Levi scosse il capo: no, non era normale dato che erano in estate ed era pieno giorno. Era semplicemente il corpo che si abbandonava alla morte per via delle gravi lesioni agli organi interni e lui lo sapeva bene. E questa volta era incredibilmente doloroso doversi arrendere all’evidenza che la stava perdendo.
“Sì, ma dura poco. Poi dovrebbe andare… meglio…”
“Levi… - una lacrima colò sulla guancia sporca e pallida di Hanji – ho… ho paura…”

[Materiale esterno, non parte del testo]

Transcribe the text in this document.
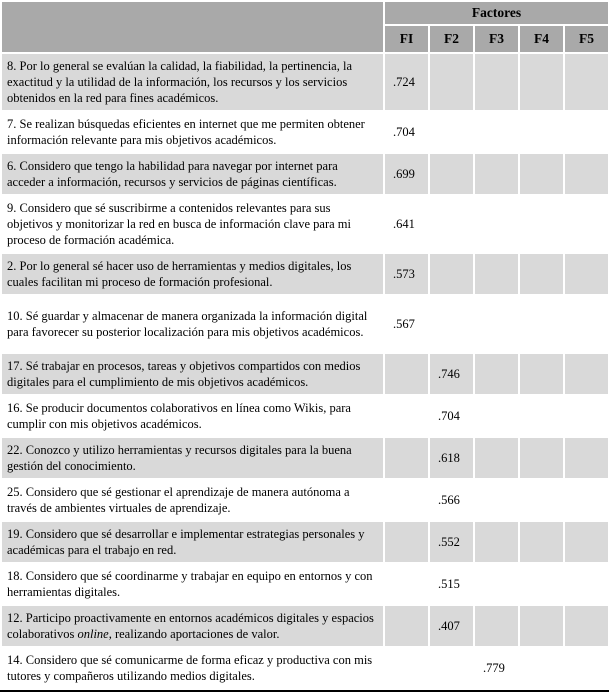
	Factores				
	FI	F2	F3	F4	F5
8. Por lo general se evalúan la calidad, la fiabilidad, la pertinencia, la exactitud y la utilidad de la información, los recursos y los servicios obtenidos en la red para fines académicos.	.724				
7. Se realizan búsquedas eficientes en internet que me permiten obtener información relevante para mis objetivos académicos.	.704				
6. Considero que tengo la habilidad para navegar por internet para acceder a información, recursos y servicios de páginas científicas.	.699				
9. Considero que sé suscribirme a contenidos relevantes para sus objetivos y monitorizar la red en busca de información clave para mi proceso de formación académica.	.641				
2. Por lo general sé hacer uso de herramientas y medios digitales, los cuales facilitan mi proceso de formación profesional.	.573				
10. Sé guardar y almacenar de manera organizada la información digital para favorecer su posterior localización para mis objetivos académicos.	.567				
17. Sé trabajar en procesos, tareas y objetivos compartidos con medios digitales para el cumplimiento de mis objetivos académicos.		.746			
16. Se producir documentos colaborativos en línea como Wikis, para cumplir con mis objetivos académicos.		.704			
22. Conozco y utilizo herramientas y recursos digitales para la buena gestión del conocimiento.		.618			
25. Considero que sé gestionar el aprendizaje de manera autónoma a través de ambientes virtuales de aprendizaje.		.566			
19. Considero que sé desarrollar e implementar estrategias personales y académicas para el trabajo en red.		.552			
18. Considero que sé coordinarme y trabajar en equipo en entornos y con herramientas digitales.		.515			
12. Participo proactivamente en entornos académicos digitales y espacios colaborativos online, realizando aportaciones de valor.		.407			
14. Considero que sé comunicarme de forma eficaz y productiva con mis tutores y compañeros utilizando medios digitales.			.779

Perché la morte non fa paura quando ti sfiora ma non ti raggiunge; però quando capisci che ti sta portando via ti senti come una bambina in una camera buia e fredda, piena di incubi e terrore.
“E perché dovresti? – mormorò Levi dopo qualche secondo – Non lo sai che vengo sempre a salvarti, stupida?”
Mai il caporale aveva rivolto simili parole ad un commilitone morente, eppure ne aveva visto tanti. Aveva sempre pronunciato frasi cariche di grandi ideali e di promesse di libertà e vittoria, ma ora per quella ragazza che improvvisamente gli sembrava così fragile tra le sue braccia, si concesse di mentire. Una di quelle stupide bugie che in teoria non servono a niente… eppure Hanji sembrò tranquillizzarsi e riuscì persino a fare un pallido sorriso prima di abbandonarsi tra le sue braccia, posando la testa sul suo petto.
Un respiro, poi un altro… sempre più deboli e faticosi.
E poi più niente.
A Levi non restò che tenere stretto quel corpo fino all’arrivo dei rinforzi.
La falena era volata via con delle nuove, bellissime, ali.